Koruyucu giysilerle riski azaltın
Derimiz iklim, çevre, yaşam tarzı gibi dış faktörlerden etkilendiği gibi, ilaçlar ve dahili hastalıklar gibi iç faktörlerde de etkilenir. Kuru cilde neden olan çevresel etkenler; sıcak su, deterjanlar, giysilerden dolayı oluşan sürtünme, sık hava yolculuğu, rüzgara maruz kalmak, çevre kirliliği, klima ve diğer kimyasal maddeler olarak sıralanabilir. Kuru deri, stratum korneum denilen derinin en üst tabakasının nem içeriğinin azalmasıdır. Sıcağa ve soğuğa maruz kalan ciltte su kaybı artar ve bu artış cildin kurumasına neden olur. Bu nedenle kış mevsimi cilt kuruluğuna neden olur. Dönemsel kuruluk dendiğinde ‘kış kaşıntısı’ olarak da bilinen soğuğa bağlı cilt kuruluğu akla gelir.
Kış aylarında düşük neme bağlı olarak gelişen bu tablodan korunmak için mutlaka koruyucu giysiler giyilmeli, nemlendiriciler kullanılmalıdır. Güneş de, hem ısı hem de ışın etkisiyle derinin nem kaybına neden olur. Kış mevsiminde özellikle kalorifer sisteminin ve ısıtma sistemlerinin havadaki su ve nemi azaltması ve soğuk hava nedeniyle terlemedeki azalma da cilt kuruluğuna sebep olacak veya var olan kuruluğun şiddetini daha da arttıracaktır.
Cilt kurumasının önüne geçilebilir
Cilt kuruluğu ciltte gerilme, pul pul soyulma, kepeklenme, kaşıntı gibi şikayetlere sebep olabilir. Hatta kızarıklık, kepeklenme, kaşıntı ile giden kuruluk egzamaya da yol açabilir. Kuruluk kollarda, bacaklarda ve gövdede daha belirgin olur, çünkü bu bölgelerde daha az yağ bezleri vardır. Yüz diğer vücut bölgelerine göre daha su geçirmezdir. Deri geçirgenliğinde ise lipitlerin (yağların) kritik rolleri vardır. Sık duş alındığında doğal deri lipitlerinin yeniden oluşabilmesi için yeterli süre olmadığı için kuruluk özellikle yağ bezleri daha az olan kol ve bacaklarda daha belirgin olur.

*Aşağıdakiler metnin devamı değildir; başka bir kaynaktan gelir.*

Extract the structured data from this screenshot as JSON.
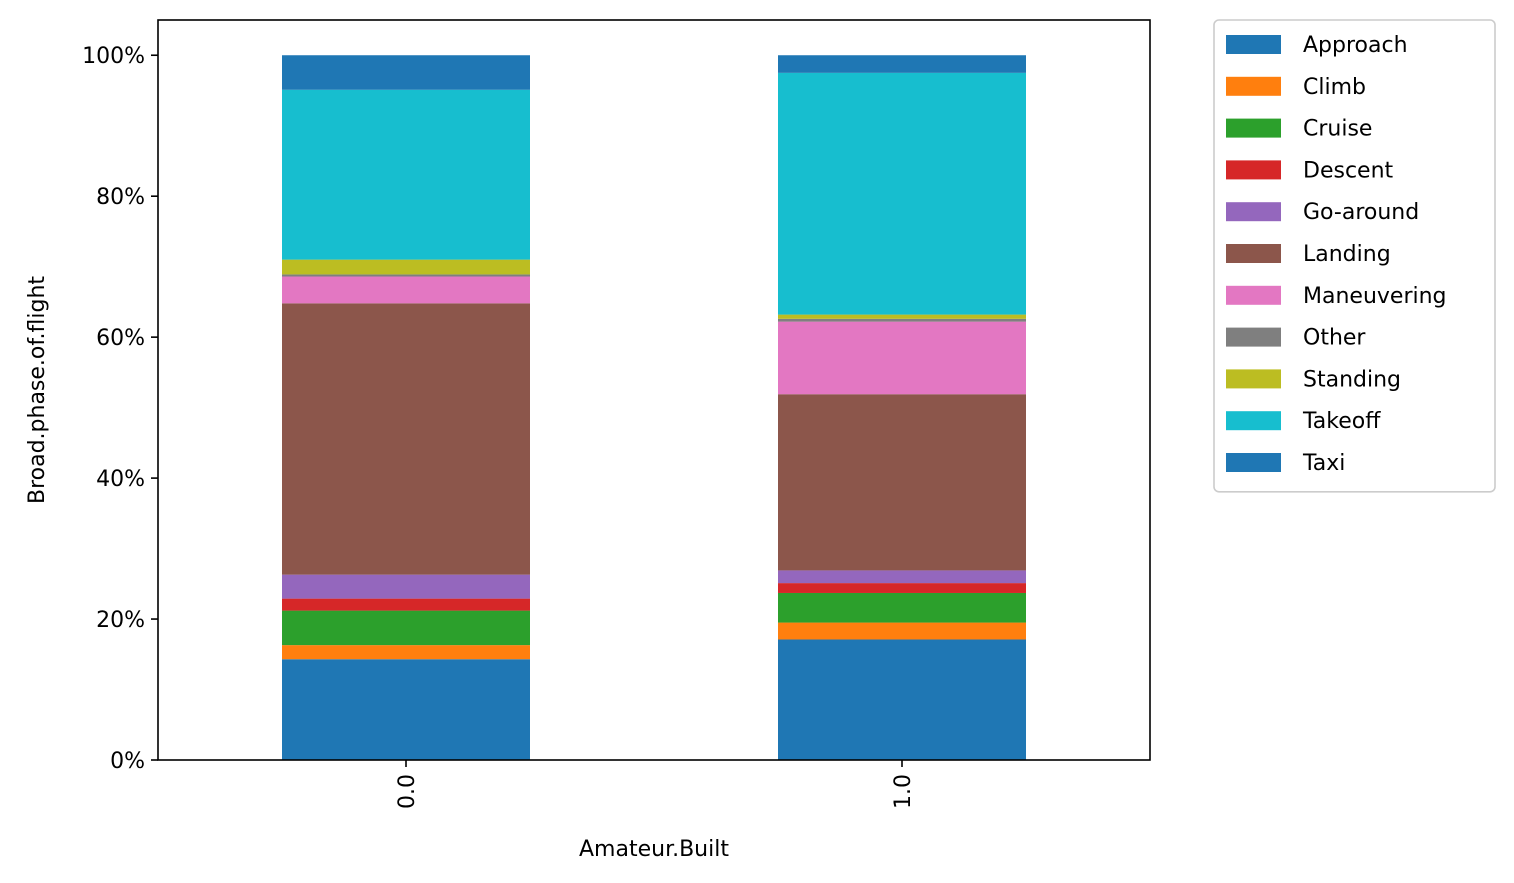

CİLDİNİZİN KURUMASINI ENGELLEYİN
*Bulunduğunuz ortamı nemlendirin.
*Duş sıklığı ve süresini kısaltın.
*Kurutmayan cilt temizlik ürünleri kullanarak cilt kuruluğunun başlamasına veya ilerlemesine engel olun.

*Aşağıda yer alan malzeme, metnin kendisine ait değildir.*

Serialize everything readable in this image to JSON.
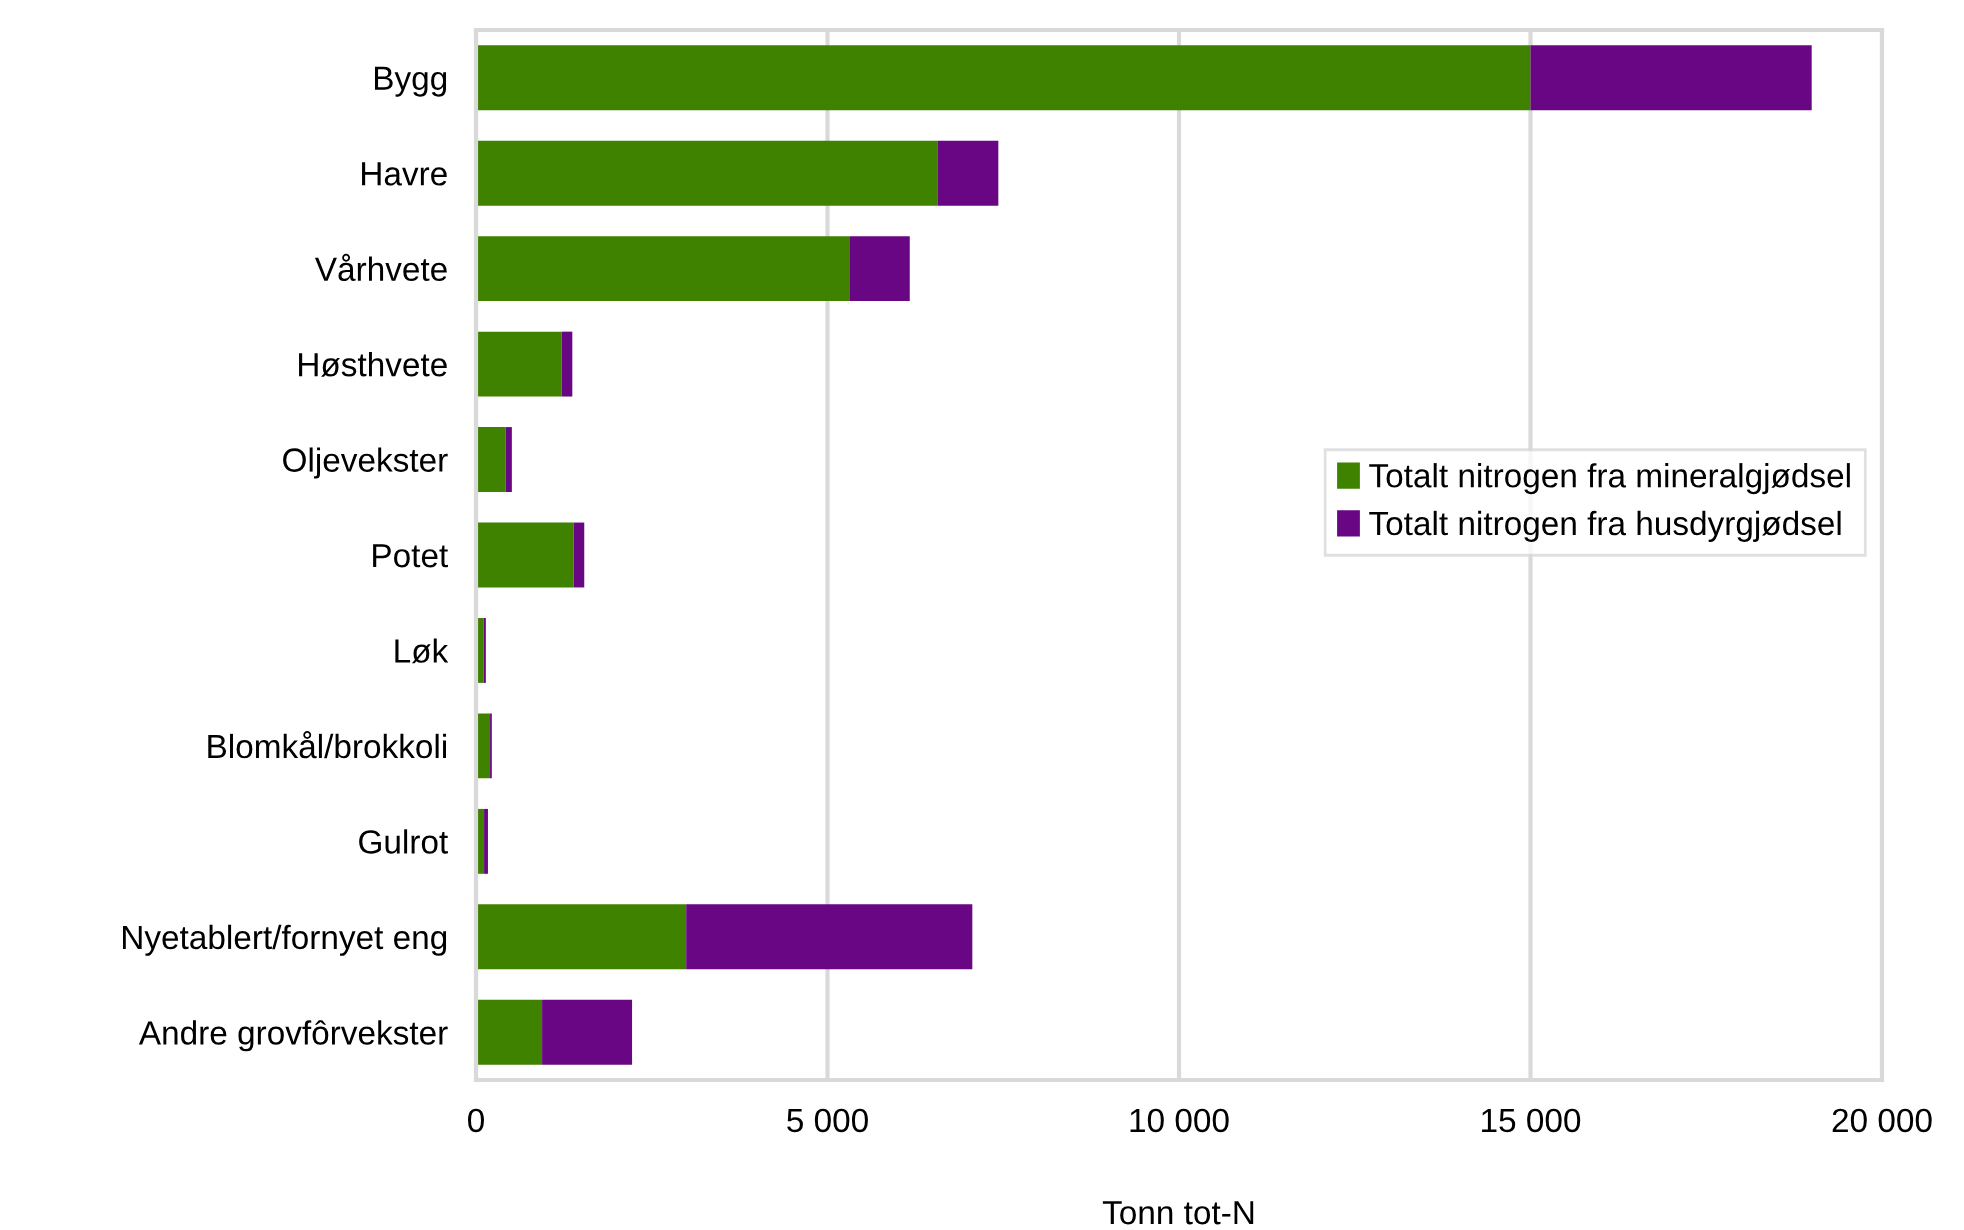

*Özellikle ofis ortamında çalışanlar, klimanın neden olduğu düşük neme bağlı cilt kuruluğundan şikayet edebilirler. Odanın nem oranının düşük olmamasına dikkat edin.
*Dengeli beslenin. Doymamış yağ asitlerinin (sıvı yağ) diyette olması cilt bariyerinin kuvvetlenmesi açısından önemlidir.
*Nemlendirici ürün uygulamalarının cildin kendi nemini korumasında, kazanmasında ve dış faktörlerden en az düzeyde etkilenmesindeki rolü ise tartışılamaz. Lanolin, üre, gliserin, pantenol, petrolatum (vazelin) gibi maddeler içeren nemlendiriciler banyodan çıkar çıkmaz cildi fazla kurulamadan hafif nemli cilde uygulanmalıdır.
*Soğuk havalarda açıkta kalan bölgeleri, özellikle ellerimizi eldivenle korumamız gerekir.
*Çok dar giysiler sürtünmeye bağlı deride kuruluk ve iritasyona neden olabileceğinden kıyafet seçimine de dikkat edilmelidir.